Dec. 10 (Bloomberg) -- The lira weakened for a fourth day as Turkey’s economic growth fell to the lowest in three years and industrial production shrank more than expected, fueling bets for an interest-rate cut this month.
The currency depreciated 0.1 percent against the dollar to 1.79 by 5:40 p.m. in Istanbul, the lowest since Nov. 28, in the longest losing streak since Aug. 30. Yields on two-year benchmark debt fell 1 basis point, or 0.01 percentage point, to 5.75 percent, trading two basis points above their record low.
Gross domestic product, the value of all goods and services produced, advanced 1.6 percent on an annual basis in the third quarter, the state statistics office in Ankara said on its website today. That’s the slowest since a drop of 2.8 percent in the third quarter of 2009. Industrial production contracted 5.7 percent, after expanding 6.2 percent in September. Output was expected to decline 2.5 percent, according to the median forecast of 10 economists in a Bloomberg survey.
Today’s data “will support even more a relaxation of the repo rate and the borrowing rate,” Cristian Maggio, an emerging-market strategist at Toronto-Dominion Bank in London, said in an e-mail today.

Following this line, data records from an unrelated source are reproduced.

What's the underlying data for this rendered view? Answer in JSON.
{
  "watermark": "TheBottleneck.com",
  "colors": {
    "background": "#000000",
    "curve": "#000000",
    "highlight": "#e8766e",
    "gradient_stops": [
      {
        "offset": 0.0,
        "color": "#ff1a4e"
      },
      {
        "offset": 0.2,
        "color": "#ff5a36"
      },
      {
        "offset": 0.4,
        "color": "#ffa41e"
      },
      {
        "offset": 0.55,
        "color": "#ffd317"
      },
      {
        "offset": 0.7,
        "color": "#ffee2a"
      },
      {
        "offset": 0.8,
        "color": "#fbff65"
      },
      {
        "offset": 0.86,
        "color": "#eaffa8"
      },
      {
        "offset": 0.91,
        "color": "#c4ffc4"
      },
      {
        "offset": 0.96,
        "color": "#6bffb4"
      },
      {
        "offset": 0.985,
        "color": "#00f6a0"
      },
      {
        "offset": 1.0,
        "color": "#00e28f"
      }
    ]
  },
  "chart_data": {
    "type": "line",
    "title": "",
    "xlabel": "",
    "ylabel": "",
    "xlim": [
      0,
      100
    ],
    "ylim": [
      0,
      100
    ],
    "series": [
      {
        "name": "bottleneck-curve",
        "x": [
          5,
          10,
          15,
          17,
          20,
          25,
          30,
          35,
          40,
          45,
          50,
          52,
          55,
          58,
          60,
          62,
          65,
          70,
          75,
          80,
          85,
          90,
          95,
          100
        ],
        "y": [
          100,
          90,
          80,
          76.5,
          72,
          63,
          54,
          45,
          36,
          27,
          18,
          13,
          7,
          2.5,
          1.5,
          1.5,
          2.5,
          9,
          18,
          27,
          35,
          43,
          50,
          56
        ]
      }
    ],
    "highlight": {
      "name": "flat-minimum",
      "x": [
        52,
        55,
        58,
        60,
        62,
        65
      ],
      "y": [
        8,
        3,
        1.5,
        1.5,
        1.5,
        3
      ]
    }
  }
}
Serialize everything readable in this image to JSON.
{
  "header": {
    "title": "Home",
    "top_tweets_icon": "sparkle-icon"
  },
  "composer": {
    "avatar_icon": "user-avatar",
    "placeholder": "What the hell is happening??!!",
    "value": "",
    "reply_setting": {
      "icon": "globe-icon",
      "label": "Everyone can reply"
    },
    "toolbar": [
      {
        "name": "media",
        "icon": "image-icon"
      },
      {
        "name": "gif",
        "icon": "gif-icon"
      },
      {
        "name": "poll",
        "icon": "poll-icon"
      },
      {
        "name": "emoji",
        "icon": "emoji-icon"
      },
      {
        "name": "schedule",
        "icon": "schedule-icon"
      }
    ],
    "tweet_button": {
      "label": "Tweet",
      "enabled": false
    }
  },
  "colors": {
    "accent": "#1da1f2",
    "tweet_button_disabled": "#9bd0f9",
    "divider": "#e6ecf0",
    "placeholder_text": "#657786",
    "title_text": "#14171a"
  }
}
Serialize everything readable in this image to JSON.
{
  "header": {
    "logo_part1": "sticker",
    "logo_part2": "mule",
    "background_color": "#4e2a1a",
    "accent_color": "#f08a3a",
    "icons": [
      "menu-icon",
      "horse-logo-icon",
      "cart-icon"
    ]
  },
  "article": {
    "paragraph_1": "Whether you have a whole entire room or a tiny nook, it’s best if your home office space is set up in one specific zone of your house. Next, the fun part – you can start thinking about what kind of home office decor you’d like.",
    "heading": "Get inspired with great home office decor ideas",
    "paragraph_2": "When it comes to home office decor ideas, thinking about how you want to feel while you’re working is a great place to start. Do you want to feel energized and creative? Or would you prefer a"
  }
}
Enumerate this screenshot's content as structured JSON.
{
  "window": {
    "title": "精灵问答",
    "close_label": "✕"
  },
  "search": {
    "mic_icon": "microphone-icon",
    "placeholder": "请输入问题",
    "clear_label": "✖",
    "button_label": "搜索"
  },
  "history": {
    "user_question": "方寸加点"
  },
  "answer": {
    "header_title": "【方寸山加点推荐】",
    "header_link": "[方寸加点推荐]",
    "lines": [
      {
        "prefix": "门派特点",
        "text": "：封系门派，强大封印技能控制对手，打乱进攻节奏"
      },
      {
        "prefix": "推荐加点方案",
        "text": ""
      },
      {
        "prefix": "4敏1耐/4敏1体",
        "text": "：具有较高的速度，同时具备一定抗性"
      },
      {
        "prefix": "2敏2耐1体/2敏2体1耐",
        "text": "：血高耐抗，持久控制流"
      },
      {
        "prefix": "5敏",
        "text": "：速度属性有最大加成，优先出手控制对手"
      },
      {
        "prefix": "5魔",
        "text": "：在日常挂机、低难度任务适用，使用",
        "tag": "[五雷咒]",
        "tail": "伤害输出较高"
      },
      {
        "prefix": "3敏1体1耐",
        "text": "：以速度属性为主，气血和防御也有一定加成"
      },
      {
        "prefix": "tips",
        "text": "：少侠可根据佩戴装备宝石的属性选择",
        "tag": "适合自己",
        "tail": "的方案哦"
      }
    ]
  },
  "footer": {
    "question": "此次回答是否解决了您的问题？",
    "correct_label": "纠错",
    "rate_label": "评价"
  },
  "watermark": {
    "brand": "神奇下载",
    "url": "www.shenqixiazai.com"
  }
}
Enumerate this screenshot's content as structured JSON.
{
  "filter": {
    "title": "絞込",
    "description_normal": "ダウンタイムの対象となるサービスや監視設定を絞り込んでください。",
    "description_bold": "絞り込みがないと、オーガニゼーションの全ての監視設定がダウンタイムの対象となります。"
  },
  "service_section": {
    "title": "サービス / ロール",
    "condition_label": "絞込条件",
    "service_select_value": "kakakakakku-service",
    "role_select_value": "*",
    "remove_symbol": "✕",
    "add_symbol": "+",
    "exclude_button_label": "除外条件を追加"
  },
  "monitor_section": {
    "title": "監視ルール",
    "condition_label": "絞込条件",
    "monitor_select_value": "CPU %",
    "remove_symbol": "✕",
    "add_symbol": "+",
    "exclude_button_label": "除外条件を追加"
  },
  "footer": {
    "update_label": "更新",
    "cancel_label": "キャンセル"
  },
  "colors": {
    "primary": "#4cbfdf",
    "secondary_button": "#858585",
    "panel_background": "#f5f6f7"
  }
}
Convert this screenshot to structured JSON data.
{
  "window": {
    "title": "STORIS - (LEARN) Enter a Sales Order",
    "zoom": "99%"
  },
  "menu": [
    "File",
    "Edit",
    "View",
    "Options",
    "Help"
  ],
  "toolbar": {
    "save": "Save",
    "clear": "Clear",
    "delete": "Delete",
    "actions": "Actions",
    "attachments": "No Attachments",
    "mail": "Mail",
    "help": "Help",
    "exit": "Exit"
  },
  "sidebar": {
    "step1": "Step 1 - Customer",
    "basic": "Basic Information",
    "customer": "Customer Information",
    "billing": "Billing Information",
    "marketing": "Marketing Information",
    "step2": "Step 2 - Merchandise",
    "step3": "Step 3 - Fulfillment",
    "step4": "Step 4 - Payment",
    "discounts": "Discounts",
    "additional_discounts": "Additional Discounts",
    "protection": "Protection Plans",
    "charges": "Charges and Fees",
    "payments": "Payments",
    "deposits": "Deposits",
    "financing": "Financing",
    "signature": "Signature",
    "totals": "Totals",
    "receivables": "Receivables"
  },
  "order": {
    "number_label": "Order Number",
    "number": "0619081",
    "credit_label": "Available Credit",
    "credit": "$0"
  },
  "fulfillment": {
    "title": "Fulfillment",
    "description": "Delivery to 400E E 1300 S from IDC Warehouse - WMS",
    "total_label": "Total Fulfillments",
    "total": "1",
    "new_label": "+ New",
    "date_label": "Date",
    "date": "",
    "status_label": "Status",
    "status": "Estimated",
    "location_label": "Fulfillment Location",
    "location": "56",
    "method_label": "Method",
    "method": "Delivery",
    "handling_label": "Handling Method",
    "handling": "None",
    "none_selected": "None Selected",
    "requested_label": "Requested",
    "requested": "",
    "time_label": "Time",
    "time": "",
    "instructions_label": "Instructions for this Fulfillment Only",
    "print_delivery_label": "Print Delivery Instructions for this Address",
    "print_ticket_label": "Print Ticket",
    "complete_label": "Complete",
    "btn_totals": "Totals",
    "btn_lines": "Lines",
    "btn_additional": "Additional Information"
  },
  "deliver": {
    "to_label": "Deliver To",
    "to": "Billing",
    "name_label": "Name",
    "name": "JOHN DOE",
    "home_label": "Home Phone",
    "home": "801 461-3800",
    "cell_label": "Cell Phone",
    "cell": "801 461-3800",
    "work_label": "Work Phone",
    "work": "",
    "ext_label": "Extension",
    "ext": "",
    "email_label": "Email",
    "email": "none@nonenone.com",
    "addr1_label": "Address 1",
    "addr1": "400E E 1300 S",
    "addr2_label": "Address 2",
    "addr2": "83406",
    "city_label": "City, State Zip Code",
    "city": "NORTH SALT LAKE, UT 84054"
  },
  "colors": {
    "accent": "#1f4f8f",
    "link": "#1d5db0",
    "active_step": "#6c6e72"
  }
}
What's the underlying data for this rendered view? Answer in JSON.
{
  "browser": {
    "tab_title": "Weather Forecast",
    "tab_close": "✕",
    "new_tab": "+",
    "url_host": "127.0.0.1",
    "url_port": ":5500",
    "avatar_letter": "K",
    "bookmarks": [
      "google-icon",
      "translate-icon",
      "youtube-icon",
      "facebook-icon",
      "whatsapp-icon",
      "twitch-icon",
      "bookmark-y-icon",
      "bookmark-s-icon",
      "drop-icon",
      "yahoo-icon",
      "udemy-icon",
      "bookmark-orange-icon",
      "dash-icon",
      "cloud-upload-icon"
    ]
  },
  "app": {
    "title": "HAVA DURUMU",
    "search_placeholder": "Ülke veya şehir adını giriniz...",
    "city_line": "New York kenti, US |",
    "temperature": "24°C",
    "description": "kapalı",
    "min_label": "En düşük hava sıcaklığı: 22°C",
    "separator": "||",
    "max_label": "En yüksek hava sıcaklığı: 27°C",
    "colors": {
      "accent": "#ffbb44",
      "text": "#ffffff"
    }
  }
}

A rate cut will weaken the lira to 1.80 and beyond against the dollar, Maggio said.
The bank lowered the top-end of its so-called interest-rate corridor by 50 basis points to 9 percent on Nov. 20, while keeping the overnight borrowing rate steady at 5 percent and the benchmark interest rates unchanged at 5.75 percent. Turkey’s rate-setting meeting will be held on Dec. 18.